The longer you live here, the easier it gets. Learn the language, get an education, focus on the future and set goals. Don’t stay at home and do nothing. Learn your new culture through your interests. Do you like soccer? Join a Dutch team. Do you like cycling? Find Dutch people you can cycle with. Ask questions, show interest.Ahmed Mustafa
Q: You are part of the first generation of Eritrean refugees that came to Europe in the late ‘90’s and early 2000’s. From 2014 a second large wave of refugees came to Europe. What are you doing to help them?
“The circumstances now are very different from when we had to leave the country. They are having a harder time than we did with finding their place in Europe. We saw how the second generation was struggling, so we started Amana, an organization that focuses on solving the challenges Eritrean refugees in The Netherlands deal with.
We wanted to create visibility and reach out to young Eritreans who are having problems adapting to Dutch culture. In Eritrea there is a we-culture. We are one. We always help each other. In Europe, the culture is much more individualistic. Young men get lost here. Because there is no social control, they start misbehaving. Drinking a lot, sitting at home, doing nothing. They don’t have a network, they don’t understand the language and the culture.
With Amana we want to give them perspective.
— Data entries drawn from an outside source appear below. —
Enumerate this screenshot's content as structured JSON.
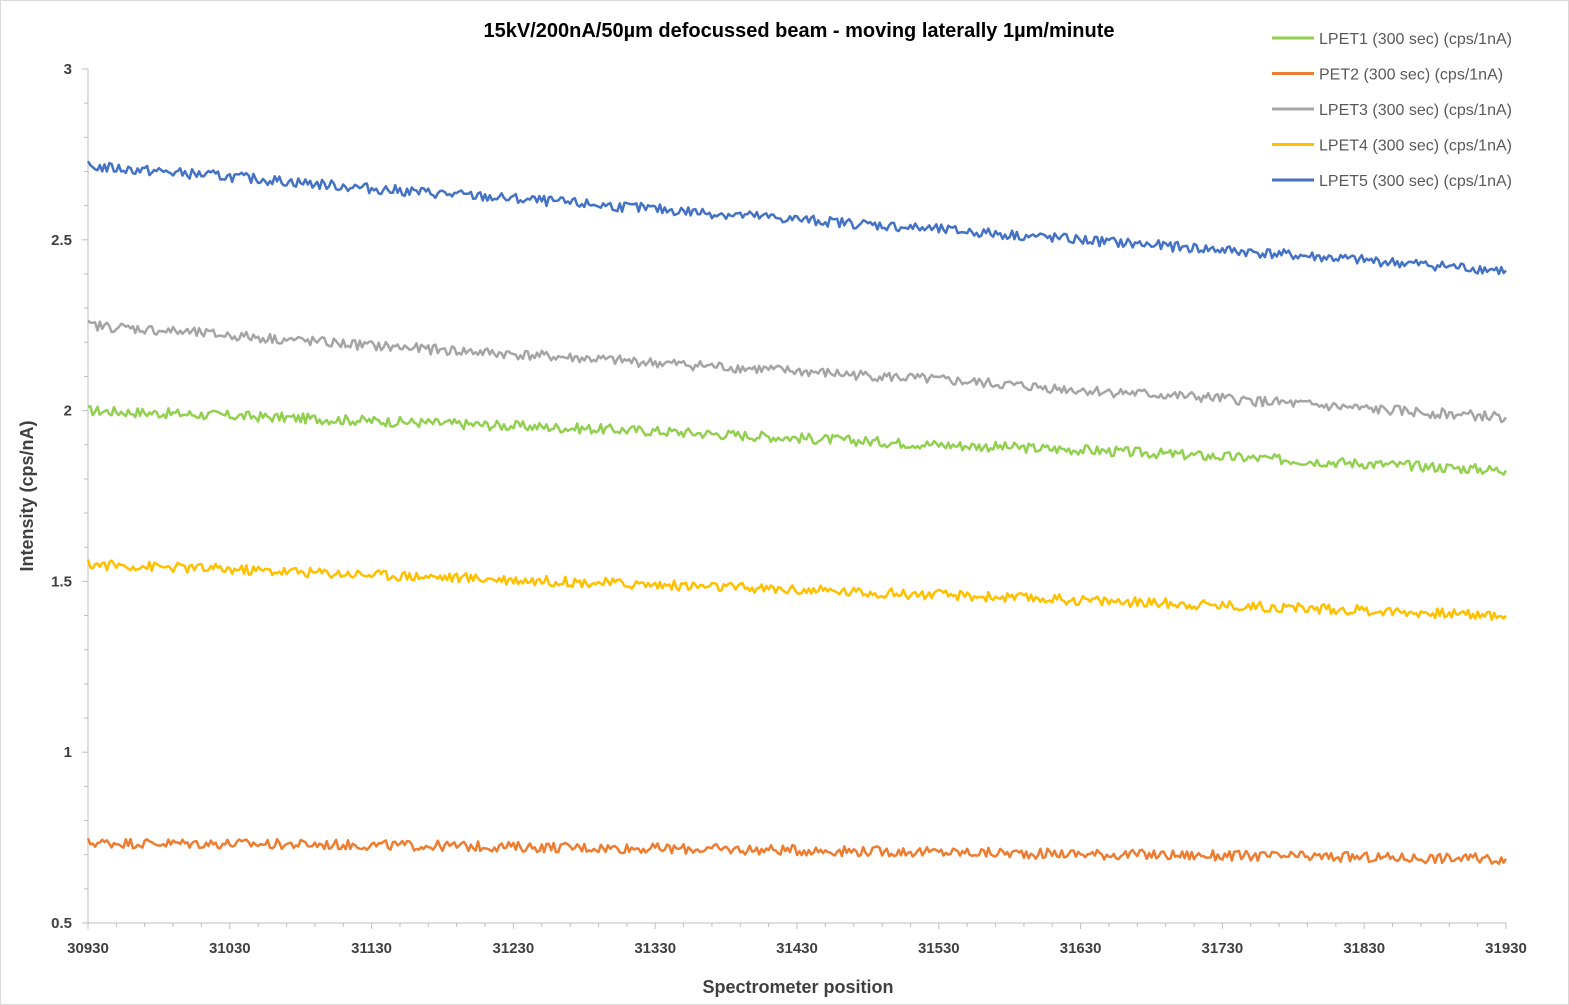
{
  "chart_data": {
    "type": "line",
    "title": "15kV/200nA/50µm defocussed beam - moving laterally 1µm/minute",
    "xlabel": "Spectrometer position",
    "ylabel": "Intensity (cps/nA)",
    "xlim": [
      30930,
      31930
    ],
    "ylim": [
      0.5,
      3
    ],
    "x_ticks": [
      "30930",
      "31030",
      "31130",
      "31230",
      "31330",
      "31430",
      "31530",
      "31630",
      "31730",
      "31830",
      "31930"
    ],
    "y_ticks": [
      "0.5",
      "1",
      "1.5",
      "2",
      "2.5",
      "3"
    ],
    "grid": false,
    "legend_position": "top-right",
    "series": [
      {
        "name": "LPET1 (300 sec) (cps/1nA)",
        "color": "#92d050",
        "x": [
          30930,
          31030,
          31130,
          31230,
          31330,
          31430,
          31530,
          31630,
          31730,
          31830,
          31930
        ],
        "values": [
          2.0,
          1.985,
          1.97,
          1.955,
          1.94,
          1.92,
          1.9,
          1.885,
          1.865,
          1.845,
          1.825
        ]
      },
      {
        "name": "PET2 (300 sec) (cps/1nA)",
        "color": "#ed7d31",
        "x": [
          30930,
          31030,
          31130,
          31230,
          31330,
          31430,
          31530,
          31630,
          31730,
          31830,
          31930
        ],
        "values": [
          0.735,
          0.732,
          0.728,
          0.723,
          0.718,
          0.713,
          0.707,
          0.702,
          0.697,
          0.692,
          0.688
        ]
      },
      {
        "name": "LPET3 (300 sec) (cps/1nA)",
        "color": "#a5a5a5",
        "x": [
          30930,
          31030,
          31130,
          31230,
          31330,
          31430,
          31530,
          31630,
          31730,
          31830,
          31930
        ],
        "values": [
          2.25,
          2.22,
          2.19,
          2.165,
          2.14,
          2.115,
          2.09,
          2.06,
          2.035,
          2.005,
          1.98
        ]
      },
      {
        "name": "LPET4 (300 sec) (cps/1nA)",
        "color": "#ffc000",
        "x": [
          30930,
          31030,
          31130,
          31230,
          31330,
          31430,
          31530,
          31630,
          31730,
          31830,
          31930
        ],
        "values": [
          1.55,
          1.535,
          1.52,
          1.505,
          1.49,
          1.475,
          1.46,
          1.445,
          1.43,
          1.415,
          1.4
        ]
      },
      {
        "name": "LPET5 (300 sec) (cps/1nA)",
        "color": "#4472c4",
        "x": [
          30930,
          31030,
          31130,
          31230,
          31330,
          31430,
          31530,
          31630,
          31730,
          31830,
          31930
        ],
        "values": [
          2.715,
          2.685,
          2.65,
          2.62,
          2.59,
          2.56,
          2.53,
          2.5,
          2.47,
          2.44,
          2.41
        ]
      }
    ]
  }
}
We organize social activities like Eid al-Fitr (the end of Ramadan) and Eid al-Adha (sacrifice feast) and activities and lectures focused on culture, skills and sports. We want to give newcomers all the tools they need to succeed. We help them to be truly independent and to take control of their own future.”
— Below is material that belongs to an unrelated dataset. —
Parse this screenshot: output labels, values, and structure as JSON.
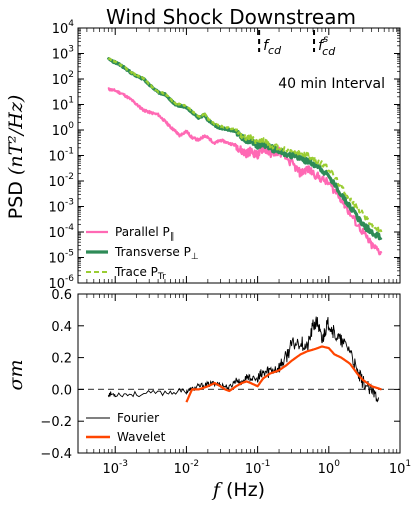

Q: How did you become successful?
“I believe your home-situation has a big role in your level of success. My mother was here alone, with six children. She had to be a mother and a father in one. She was very strict and helped me to focus on my future. If I came home late, she was sitting on the couch, waiting for me. There was no room for me to stray from the right path. She stimulated me to finish school, choose a profession and work hard.
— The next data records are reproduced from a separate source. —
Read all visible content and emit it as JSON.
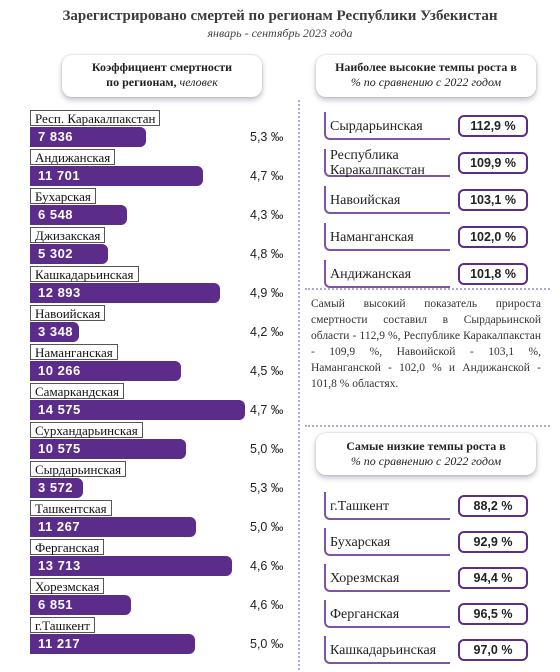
{
  "title": "Зарегистрировано смертей по регионам Республики Узбекистан",
  "subtitle": "январь - сентябрь 2023 года",
  "left_panel": {
    "header_line1": "Коэффициент смертности",
    "header_line2": "по регионам,",
    "header_unit": "человек"
  },
  "top_panel": {
    "header_line1": "Наиболее высокие темпы роста в",
    "header_line2": "% по сравнению с 2022 годом",
    "items": [
      {
        "name": "Сырдарьинская",
        "value": "112,9 %"
      },
      {
        "name": "Республика Каракалпакстан",
        "value": "109,9 %"
      },
      {
        "name": "Навоийская",
        "value": "103,1 %"
      },
      {
        "name": "Наманганская",
        "value": "102,0 %"
      },
      {
        "name": "Андижанская",
        "value": "101,8 %"
      }
    ]
  },
  "note": "Самый высокий показатель прироста смертности составил в Сырдарьинской области - 112,9 %, Республике Каракалпакстан - 109,9 %, Навоийской - 103,1 %, Наманганской - 102,0 % и Андижанской - 101,8 % областях.",
  "low_panel": {
    "header_line1": "Самые низкие темпы роста в",
    "header_line2": "% по сравнению с 2022 годом",
    "items": [
      {
        "name": "г.Ташкент",
        "value": "88,2 %"
      },
      {
        "name": "Бухарская",
        "value": "92,9 %"
      },
      {
        "name": "Хорезмская",
        "value": "94,4 %"
      },
      {
        "name": "Ферганская",
        "value": "96,5 %"
      },
      {
        "name": "Кашкадарьинская",
        "value": "97,0 %"
      }
    ]
  },
  "colors": {
    "bar": "#5b2c8a",
    "accent": "#7b56a6",
    "divider": "#b9a7cf"
  },
  "chart_data": {
    "type": "bar",
    "orientation": "horizontal",
    "categories": [
      "Респ. Каракалпакстан",
      "Андижанская",
      "Бухарская",
      "Джизакская",
      "Кашкадарьинская",
      "Навоийская",
      "Наманганская",
      "Самаркандская",
      "Сурхандарьинская",
      "Сырдарьинская",
      "Ташкентская",
      "Ферганская",
      "Хорезмская",
      "г.Ташкент"
    ],
    "values": [
      7836,
      11701,
      6548,
      5302,
      12893,
      3348,
      10266,
      14575,
      10575,
      3572,
      11267,
      13713,
      6851,
      11217
    ],
    "value_labels": [
      "7 836",
      "11 701",
      "6 548",
      "5 302",
      "12 893",
      "3 348",
      "10 266",
      "14 575",
      "10 575",
      "3 572",
      "11 267",
      "13 713",
      "6 851",
      "11 217"
    ],
    "rates": [
      "5,3 ‰",
      "4,7 ‰",
      "4,3 ‰",
      "4,8 ‰",
      "4,9 ‰",
      "4,2 ‰",
      "4,5 ‰",
      "4,7 ‰",
      "5,0 ‰",
      "5,3 ‰",
      "5,0 ‰",
      "4,6 ‰",
      "4,6 ‰",
      "5,0 ‰"
    ],
    "xlim": [
      0,
      14575
    ]
  }
}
When I moved out, I had more freedom. I wasn’t interested in parties, alcohol and drugs. But if my mother hadn’t raised me this strict, I don’t know if I would have finished school and accomplished all my goals.”
Q: What advice can you give newcomers?
“Young Eritreans who are here without their families, have a tough time to stay on the right path. There is hardly any pressure to work hard. The policies from the government aren’t stimulating refugees to create a new life. There are a lot of people who want to work, but they are just sitting at home.
It is important that they receive concrete aid from the government. There need to be programmes focused on the problems of Eritrean refugees, not some generic program. And the refugees themselves need to learn to be open-minded about their new culture. You don’t have to act in a way that doesn’t suit you, but you need to understand the culture of your new country.
The longer you live here, the easier it gets.
Learn the language, get an education, focus on the future and set goals. Don’t stay at home and do nothing. Learn your new culture through your interests. Do you like soccer? Join a Dutch team. Do you like cycling? Find Dutch people you can cycle with. Ask questions, show interest.
In Europe and especially in The Netherlands, you get a lot of opportunities to reach your goals. Grasp these opportunities, focus on the future and don’t waste your time. And if you’re unsure on how to reach your goals, find an organization that can show you the way. There is always a solution for your problem.”